As founder of Herman Todd Consulting Group (HTCG) and Chief Operations Officer at the International Council for Small Business (ICSB), Blanks has analyzed the economics of customer relationships across industries. The math is consistent: retaining an existing customer costs a fraction of acquiring a new one, and retained customers spend more, refer more, and forgive more.
Yet most small businesses cannot answer a basic question: what percentage of last year’s customers returned this year? They track new customer counts, social media reach, and lead volume but have no system for measuring or managing the customers they already have.
Through Herman Todd, Blanks uses financial analysis to show clients the true cost of customer churn. When he calculates customer lifetime value against acquisition costs, owners often discover they are spending aggressively to replace customers they could have kept with modest investment in service, communication, or loyalty programs.
One client Blanks worked with was celebrating 25% revenue growth while losing 40% of customers annually. The growth was real, but the business was running on a treadmill, spending more each quarter to replace departing customers while never building a stable base. Shifting just a portion of acquisition spending toward retention transformed the company’s economics within months.
As noted in The Ritz Herald, Blanks’ approach to business growth emphasizes this kind of operational clarity, helping entrepreneurs see past surface metrics to the dynamics that actually drive profitability.
Blanks’ distinguishes between passive retention, where customers return by default because switching is inconvenient, and active retention, where customers return because they feel valued. Only the latter builds durable businesses.
Active retention requires systems. Businesses need mechanisms for tracking customer preferences, flagging disengagement before it becomes churn, and creating touchpoints that reinforce the relationship between purchases. These systems do not need to be expensive or complex. They need to be intentional.
Through his work at ICSB, Blanks has observed that community-centered businesses in developing markets often excel at retention precisely because they cannot afford not to. When acquiring new customers is expensive or geographically limited, every existing relationship becomes precious. These businesses invest in knowing their customers personally, anticipating needs, and resolving problems before they escalate.
As profiled in CEOWorld, Blanks brings an education-first philosophy to every client engagement, and retention is a prime example. He teaches business owners to build the analytical capability to understand their own customer economics rather than relying on industry benchmarks that may not apply.
At Herman Todd Consulting Group, the Pathway to Profit methodology includes a retention audit as a standard component of financial analysis. Blanks helps clients identify their most valuable customer segments, understand why customers leave, and design retention strategies that deliver measurable returns.

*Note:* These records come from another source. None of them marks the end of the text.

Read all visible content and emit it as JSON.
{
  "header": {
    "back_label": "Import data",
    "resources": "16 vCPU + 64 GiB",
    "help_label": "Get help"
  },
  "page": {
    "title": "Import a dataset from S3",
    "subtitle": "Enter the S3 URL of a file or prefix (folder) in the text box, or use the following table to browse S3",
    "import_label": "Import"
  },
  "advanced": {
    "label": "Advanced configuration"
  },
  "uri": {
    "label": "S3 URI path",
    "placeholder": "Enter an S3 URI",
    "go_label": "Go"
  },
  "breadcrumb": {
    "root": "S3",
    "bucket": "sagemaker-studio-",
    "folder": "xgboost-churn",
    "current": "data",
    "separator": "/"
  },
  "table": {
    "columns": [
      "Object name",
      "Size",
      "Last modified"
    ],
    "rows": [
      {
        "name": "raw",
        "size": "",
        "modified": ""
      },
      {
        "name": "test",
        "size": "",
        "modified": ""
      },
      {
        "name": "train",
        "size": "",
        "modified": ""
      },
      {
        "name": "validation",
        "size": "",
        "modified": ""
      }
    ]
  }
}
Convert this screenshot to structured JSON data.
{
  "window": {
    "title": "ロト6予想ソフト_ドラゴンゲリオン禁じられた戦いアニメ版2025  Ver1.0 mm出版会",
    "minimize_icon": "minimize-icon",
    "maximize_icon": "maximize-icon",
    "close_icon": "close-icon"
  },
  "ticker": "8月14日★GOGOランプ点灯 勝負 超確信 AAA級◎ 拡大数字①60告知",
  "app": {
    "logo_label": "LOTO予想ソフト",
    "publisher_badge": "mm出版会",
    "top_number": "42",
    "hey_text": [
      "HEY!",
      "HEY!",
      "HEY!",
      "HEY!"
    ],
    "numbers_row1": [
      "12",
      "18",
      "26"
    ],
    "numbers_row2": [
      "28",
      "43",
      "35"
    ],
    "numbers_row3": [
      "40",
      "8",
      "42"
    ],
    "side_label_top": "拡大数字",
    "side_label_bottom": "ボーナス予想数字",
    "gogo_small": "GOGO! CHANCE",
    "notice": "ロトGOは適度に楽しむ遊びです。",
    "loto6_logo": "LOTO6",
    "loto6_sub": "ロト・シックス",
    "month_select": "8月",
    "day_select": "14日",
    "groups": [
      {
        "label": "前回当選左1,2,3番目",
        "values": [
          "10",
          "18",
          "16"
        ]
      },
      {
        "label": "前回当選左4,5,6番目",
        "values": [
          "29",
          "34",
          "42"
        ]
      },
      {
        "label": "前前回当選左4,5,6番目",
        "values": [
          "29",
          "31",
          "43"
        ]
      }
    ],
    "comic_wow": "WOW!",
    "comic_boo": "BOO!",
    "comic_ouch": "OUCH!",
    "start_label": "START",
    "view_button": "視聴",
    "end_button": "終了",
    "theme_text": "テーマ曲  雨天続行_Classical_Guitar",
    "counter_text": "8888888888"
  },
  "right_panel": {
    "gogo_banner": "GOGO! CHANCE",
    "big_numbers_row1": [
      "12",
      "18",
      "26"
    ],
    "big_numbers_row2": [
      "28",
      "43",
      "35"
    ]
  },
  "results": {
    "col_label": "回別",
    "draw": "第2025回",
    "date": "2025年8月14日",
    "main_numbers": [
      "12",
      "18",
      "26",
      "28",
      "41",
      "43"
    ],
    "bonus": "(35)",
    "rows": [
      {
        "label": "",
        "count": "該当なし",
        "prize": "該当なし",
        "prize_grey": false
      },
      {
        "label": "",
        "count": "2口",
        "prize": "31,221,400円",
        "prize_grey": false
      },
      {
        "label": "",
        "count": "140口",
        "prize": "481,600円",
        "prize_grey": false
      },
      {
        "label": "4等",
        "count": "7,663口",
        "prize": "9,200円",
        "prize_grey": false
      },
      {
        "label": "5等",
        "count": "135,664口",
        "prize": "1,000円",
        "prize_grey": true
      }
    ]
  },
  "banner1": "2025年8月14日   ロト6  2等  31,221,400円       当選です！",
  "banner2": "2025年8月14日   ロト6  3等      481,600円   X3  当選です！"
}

The shift does not require abandoning customer acquisition. Healthy businesses need both. But Blanks argues that most businesses have the ratio dramatically wrong, pouring resources into filling a leaky bucket rather than patching the holes. For owners ready to examine their customer economics honestly, the results are often the fastest path to profitable growth, built not on chasing strangers but on serving the people who already chose you.